Maamouri R, et al. Peripheral retinal cysts in presumed ocular toxocariasis. J Ophthalmic Inflamm Infect. 2023. Figure 1. PMCID: PMC10397159. License: CC BY.
Montage grand angle du fond d’œil montrant des bandes vitréo-rétiniennes blanches allant de la périphérie vers la papille optique. En A, on observe également une cicatrice chorio-rétinienne périphérique, illustrant les signes inflammatoires typiques du segment postérieur dans la toxocarose oculaire.
La toxocarose oculaire évolue lentement et peut être pauvre en symptômes subjectifs autres qu’une baisse de l’acuité visuelle.
Baisse de l’acuité visuelle : plainte la plus fréquente, se présentant comme une baisse progressive et unilatérale de la vision. L’acuité visuelle varie de 20/40 à 20/400 selon le type de la maladie.
Myodésopsies : apparaissent en cas de vitréite associée.
Photophobie : symptôme associé à l’uvéite.
Douleur oculaire : dans la forme endophtalmique, une douleur et une rougeur peuvent survenir.
Leucocorie : chez les nourrissons, une leucocorie ou un strabisme peuvent être les signes révélateurs. L’amblyopie et le strabisme sont particulièrement fréquents chez les jeunes enfants atteints de la forme granulomateuse du pôle postérieur.

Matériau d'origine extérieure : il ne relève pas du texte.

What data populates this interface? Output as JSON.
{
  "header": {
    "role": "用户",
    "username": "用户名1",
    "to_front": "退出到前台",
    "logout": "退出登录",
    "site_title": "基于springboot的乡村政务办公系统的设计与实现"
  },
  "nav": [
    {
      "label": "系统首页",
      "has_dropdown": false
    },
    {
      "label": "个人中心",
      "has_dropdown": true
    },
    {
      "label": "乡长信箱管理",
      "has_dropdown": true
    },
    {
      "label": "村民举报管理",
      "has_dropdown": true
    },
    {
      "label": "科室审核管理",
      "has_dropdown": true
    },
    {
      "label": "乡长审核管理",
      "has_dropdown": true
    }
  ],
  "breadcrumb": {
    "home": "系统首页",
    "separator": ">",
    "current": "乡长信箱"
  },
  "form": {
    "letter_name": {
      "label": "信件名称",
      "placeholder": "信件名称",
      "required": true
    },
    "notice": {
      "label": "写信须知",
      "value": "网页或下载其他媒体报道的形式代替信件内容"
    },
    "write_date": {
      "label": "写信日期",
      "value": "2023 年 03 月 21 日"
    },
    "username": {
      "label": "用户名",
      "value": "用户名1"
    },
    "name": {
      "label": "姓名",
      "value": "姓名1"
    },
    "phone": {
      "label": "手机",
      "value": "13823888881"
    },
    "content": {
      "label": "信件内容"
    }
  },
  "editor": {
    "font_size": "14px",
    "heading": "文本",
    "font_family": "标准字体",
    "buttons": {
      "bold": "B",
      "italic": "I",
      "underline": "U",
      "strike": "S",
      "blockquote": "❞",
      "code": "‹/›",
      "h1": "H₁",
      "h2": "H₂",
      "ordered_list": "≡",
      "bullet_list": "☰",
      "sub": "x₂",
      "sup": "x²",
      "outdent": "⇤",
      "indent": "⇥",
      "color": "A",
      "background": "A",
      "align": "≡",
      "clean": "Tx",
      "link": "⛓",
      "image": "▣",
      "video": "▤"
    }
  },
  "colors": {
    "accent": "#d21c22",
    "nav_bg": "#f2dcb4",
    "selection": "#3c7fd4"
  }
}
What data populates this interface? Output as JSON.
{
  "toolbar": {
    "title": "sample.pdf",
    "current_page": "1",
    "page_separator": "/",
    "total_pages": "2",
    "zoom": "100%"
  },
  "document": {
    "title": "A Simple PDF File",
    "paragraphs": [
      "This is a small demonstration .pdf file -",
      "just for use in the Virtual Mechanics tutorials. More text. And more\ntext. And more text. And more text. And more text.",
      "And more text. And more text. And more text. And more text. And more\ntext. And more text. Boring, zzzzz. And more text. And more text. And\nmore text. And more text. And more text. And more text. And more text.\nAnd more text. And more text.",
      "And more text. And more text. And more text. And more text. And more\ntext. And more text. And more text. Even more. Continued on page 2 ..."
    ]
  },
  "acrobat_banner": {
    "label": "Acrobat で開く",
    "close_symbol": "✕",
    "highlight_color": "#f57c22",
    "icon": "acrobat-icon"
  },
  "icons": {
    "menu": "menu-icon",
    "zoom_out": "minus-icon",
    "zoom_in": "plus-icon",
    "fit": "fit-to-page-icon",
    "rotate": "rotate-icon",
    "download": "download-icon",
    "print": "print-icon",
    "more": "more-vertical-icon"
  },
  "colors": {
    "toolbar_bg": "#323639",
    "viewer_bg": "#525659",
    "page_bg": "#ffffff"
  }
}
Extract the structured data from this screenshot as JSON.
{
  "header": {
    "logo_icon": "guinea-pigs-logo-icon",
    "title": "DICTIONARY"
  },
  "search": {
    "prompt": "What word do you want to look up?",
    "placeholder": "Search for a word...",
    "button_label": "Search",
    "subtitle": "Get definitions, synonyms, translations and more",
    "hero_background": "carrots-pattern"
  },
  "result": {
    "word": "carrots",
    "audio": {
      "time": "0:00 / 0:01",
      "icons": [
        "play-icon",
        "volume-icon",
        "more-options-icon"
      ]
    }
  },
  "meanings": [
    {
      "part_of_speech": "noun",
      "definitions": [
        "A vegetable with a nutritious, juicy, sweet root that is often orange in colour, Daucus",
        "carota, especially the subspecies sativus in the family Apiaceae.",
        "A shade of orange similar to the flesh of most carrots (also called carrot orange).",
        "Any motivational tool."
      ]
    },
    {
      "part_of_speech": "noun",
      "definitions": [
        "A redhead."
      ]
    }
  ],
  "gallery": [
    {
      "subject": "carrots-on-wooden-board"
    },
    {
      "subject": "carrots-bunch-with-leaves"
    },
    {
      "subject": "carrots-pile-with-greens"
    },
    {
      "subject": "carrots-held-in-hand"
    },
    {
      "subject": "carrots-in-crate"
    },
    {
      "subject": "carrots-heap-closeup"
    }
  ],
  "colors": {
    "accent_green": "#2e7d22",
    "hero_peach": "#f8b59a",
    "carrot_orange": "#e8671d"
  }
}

La toxocarose oculaire est unilatérale dans environ 90% des cas et se divise en trois formes cliniques.
Granulome du pôle postérieur
Fréquence : représente 25 à 46% de tous les cas.
Signes : formation d’un granulome surélevé blanc à gris dans la région maculaire. La taille varie de 0,5 à 4 fois le diamètre de la papille. Souvent accompagné d’une formation de membrane proliférative.
Évolution : au stade aigu, il apparaît comme une lésion blanche aux limites floues avec une hyalite ; après résolution de l’inflammation, il devient une élévation blanche aux limites nettes.
Pronostic visuel : la médiane de l’acuité visuelle est d’environ 20/50.
Granulome périphérique
Fréquence : c’est la forme la plus courante, représentant 20 à 40 % des cas.
Signes : formation de masses jaune-blanc dans la périphérie du fond d’œil, avec des tractus vitréens et des plis rétiniens s’étendant vers le pôle postérieur. On observe une traction papillaire et un déplacement maculaire.
Complications : association fréquente avec un décollement de rétine par traction et un déplacement maculaire ; c’est la forme la plus sévère.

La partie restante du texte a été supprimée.